10
de março de 2014 | N° 17728
L. F.
VERISSIMO | L.F. VERISSIMO
A mula manca
Sassaricando,
o musical das marchinhas de Carnaval reunidas por Rosa Maria Araujo e Sergio
Cabral (rima intencional), continua um sucesso e ainda não entrou em recesso (outra!).
É um espetáculo para ser visto mais de uma vez que eu mesmo vi três (outra!). Incluindo
a versão infantil, linda, com a Lucinda (chega). Além da boa música, bem
interpretada, Sassaricando é um tratado sociológico involuntário, o retrato de
um certo Brasil – o Brasil de antes do duplo sentido. A não ser para quem vê algum
tipo de alusão erótica na perna de pau do pirata – e, claro, no próprio verbo “sassaricar”
– todas as marchinhas de antigamente são de uma inocência límpida.
O
que não falta em muitas delas é o que hoje se chamaria de incorreção política. Uma
declara que a única coisa a fazer com mulher feia é matá-la, uma espécie de
eutanásia que, supostamente, qualquer delegado ou juiz da época entenderia. Várias
outras fazem a apologia da bebida em excesso e brincam com o vício do
alcoolismo, glorificando a danada da cachaça, que ninguém quer que lhe falte.
A
homofobia entrou no mundo das marchinhas antes do termo se tornar conhecido: a
cabeleira do Zezé só podia significar uma coisa, visto que ele não era nem
bossa-nova nem Maomé. Que cortassem o cabelo do veado. E o que dizer da Maria
Sapatão, que de dia era Maria e de noite era João? Cantava-se tudo isso sem
medo de reprimenda ou revide. Que ninguém, naquele Brasil, entenderia.
Não
sei quando a inocência começou a acabar. A Rosa Maria e o Sergio preferiram não
incluir, que eu me lembre, nenhum exemplo da transformação. Talvez ela tenha
começado com a “Índio quer apito”, uma anedota musicada sobre o que o índio
exigia da madame com incontinência flatulosa. Não sei se antes ou depois
apareceu uma marchinha que dizia: “Não importa que a mula manque, o que eu
quero é rosetar”. Foi a música mais cantada do Carnaval de não me pergunte
quando. O que queria dizer a mula manca? E, especialmente, o que era “rosetar”?

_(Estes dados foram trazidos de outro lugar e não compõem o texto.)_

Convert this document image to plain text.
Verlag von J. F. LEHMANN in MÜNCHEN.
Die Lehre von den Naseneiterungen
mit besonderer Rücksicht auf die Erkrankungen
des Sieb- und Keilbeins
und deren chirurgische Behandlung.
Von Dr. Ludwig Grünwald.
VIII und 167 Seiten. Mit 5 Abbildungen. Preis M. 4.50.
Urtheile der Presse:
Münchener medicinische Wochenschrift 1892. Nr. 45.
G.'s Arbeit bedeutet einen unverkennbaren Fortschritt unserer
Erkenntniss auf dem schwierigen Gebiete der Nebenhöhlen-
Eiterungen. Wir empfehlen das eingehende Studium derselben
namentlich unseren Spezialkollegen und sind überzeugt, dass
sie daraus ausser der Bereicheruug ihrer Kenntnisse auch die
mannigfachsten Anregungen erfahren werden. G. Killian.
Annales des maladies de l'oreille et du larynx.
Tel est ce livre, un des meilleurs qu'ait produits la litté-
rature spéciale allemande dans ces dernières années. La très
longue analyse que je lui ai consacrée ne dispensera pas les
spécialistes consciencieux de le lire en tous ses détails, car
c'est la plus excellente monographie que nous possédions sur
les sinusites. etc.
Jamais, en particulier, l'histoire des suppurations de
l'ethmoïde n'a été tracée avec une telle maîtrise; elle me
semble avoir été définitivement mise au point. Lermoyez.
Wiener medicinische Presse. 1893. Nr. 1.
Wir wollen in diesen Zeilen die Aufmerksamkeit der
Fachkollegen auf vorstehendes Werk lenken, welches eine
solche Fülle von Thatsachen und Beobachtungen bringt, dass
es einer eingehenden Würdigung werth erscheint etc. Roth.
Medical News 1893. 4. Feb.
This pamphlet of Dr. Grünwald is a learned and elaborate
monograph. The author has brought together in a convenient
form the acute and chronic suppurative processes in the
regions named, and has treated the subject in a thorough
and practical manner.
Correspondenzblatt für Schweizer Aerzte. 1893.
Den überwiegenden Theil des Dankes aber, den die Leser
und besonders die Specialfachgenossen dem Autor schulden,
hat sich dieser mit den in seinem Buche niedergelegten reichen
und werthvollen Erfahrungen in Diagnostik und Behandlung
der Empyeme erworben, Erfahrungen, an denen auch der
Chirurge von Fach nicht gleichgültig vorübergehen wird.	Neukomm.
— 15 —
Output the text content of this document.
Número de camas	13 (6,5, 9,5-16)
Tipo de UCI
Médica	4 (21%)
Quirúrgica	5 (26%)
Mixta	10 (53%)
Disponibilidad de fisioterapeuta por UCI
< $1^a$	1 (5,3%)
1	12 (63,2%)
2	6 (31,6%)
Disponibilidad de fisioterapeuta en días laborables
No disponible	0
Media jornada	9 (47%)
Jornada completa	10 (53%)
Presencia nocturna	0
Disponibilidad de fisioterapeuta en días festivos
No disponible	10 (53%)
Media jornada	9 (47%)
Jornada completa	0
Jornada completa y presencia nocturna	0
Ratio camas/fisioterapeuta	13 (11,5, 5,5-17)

Recorrer ao dicionário não adiantava. O Aurélio dizia que “roseta” era um tipo
de espora.
O “rosetar”
da música seria, então, usar as esporas nos flancos, presumivelmente da mula
manca, para fazê-la andar. Uma explicação que não satisfazia. Que estranha ambição
seria aquela, de impelir um pobre animal claudicante com esporas? Mas “arrá”,
diziam os mais sabidos. Quem não entendia o que era “rosetar” ainda não tinha
vivido. O que a marchinha significava era que nada, nem uma “mula manca” – duplos
sentidos à vontade – impediria que a partir de então se rosetasse sem parar no
país. Há quem date daí o nascimento do Brasil moderno.